Volume 459: debated on Monday 30 April 2007

To ask the Secretary of State for Environment, Food and Rural Affairs what assessment his Department has made of the effect on carbon dioxide emissions of plasma television screens. (132227)

The Government's Market Transformation Programme (MTP) estimates that in 2005 63 million television (TV) sets were being used in UK homes. Approximately 90 per cent. of these were the traditional cathode ray tube (CRT) type and approximately 10 per cent. were flat screen plasma or LCD types. By 2010, we estimate that the total number of TVs will rise to around 67 million sets, of which approximately 50 per cent. will be CRTs, and approximately 40 per cent. LCD and plasma. The remaining 10 per cent. will be made up of rear-projection and yet-to-emerge technologies such as organic light-emitting diode and field-emission diode screens.

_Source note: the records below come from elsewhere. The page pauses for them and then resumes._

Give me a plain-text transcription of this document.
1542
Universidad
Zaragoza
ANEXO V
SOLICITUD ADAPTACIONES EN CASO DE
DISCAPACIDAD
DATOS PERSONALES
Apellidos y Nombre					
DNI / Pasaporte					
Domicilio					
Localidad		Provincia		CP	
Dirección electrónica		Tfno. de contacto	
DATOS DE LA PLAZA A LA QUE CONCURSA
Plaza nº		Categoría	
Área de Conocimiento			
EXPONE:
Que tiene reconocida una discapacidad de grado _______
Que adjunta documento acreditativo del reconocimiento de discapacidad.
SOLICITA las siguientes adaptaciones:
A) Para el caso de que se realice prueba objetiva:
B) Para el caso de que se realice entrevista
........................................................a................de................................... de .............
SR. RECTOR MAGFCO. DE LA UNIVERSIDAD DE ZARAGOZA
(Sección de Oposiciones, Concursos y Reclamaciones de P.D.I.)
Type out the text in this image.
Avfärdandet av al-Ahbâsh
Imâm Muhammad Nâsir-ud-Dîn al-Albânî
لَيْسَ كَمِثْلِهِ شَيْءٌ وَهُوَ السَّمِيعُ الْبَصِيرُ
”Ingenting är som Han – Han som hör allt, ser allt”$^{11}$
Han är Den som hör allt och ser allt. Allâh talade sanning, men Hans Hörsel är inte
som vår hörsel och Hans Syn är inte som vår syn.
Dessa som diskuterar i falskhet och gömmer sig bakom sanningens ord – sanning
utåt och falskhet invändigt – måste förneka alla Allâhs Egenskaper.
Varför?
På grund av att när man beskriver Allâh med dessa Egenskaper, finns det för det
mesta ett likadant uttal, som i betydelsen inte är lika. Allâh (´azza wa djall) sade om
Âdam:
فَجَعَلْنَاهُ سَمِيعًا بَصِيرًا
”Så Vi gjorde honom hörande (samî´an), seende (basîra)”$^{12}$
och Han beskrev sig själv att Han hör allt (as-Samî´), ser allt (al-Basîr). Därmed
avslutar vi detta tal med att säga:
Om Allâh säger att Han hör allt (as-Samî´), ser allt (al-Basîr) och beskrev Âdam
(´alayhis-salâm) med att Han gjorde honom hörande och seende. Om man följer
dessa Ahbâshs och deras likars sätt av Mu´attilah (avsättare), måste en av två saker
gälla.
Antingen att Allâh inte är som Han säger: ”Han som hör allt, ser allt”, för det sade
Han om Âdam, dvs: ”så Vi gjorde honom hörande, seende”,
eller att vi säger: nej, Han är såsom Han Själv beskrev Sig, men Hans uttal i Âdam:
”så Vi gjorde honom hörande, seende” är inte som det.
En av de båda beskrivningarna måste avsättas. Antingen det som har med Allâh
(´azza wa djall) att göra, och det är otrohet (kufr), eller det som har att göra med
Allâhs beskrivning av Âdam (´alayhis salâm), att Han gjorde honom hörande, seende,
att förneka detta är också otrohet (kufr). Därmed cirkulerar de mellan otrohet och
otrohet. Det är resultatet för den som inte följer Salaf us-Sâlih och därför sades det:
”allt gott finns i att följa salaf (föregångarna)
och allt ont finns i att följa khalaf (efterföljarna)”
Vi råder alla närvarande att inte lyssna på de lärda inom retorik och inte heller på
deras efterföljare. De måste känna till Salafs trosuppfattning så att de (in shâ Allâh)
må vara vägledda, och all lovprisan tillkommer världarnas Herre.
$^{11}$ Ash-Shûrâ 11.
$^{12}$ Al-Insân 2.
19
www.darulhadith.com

Our assessment, based on current trends, is that the energy consumed by all TVs could increase from around 10 Terra Watt Hours (TWh) of electricity (roughly 1.1 million tonnes of carbon) in 2005 to over 15 TWh of electricity (1.7 million tonnes of carbon) in 2010. Most of this potential increase in emissions is accounted for by a predicted significant rise in the average electricity consumption of each unit. This will be caused by the trend for consumers purchasing TVs with larger screens, including both plasma and LCD technologies, replacing their older and smaller CRT models, and a small increase in the total TV viewing hours and standby usage by households.

However, we believe there is a potential, through actions by manufacturers and retailers to bring forward and to promote TVs that are more energy efficient, so that the projected 2010 electricity consumption can be reduced by around 10 per cent.

The issue of increasing emissions from new generation television sets and the potential impact of emerging technologies was assessed in a report published for DEFRA in June 2005, entitled “An Assessment of Emerging Innovative Energy Efficient Technologies as part of the Energy Efficiency Innovation Review”.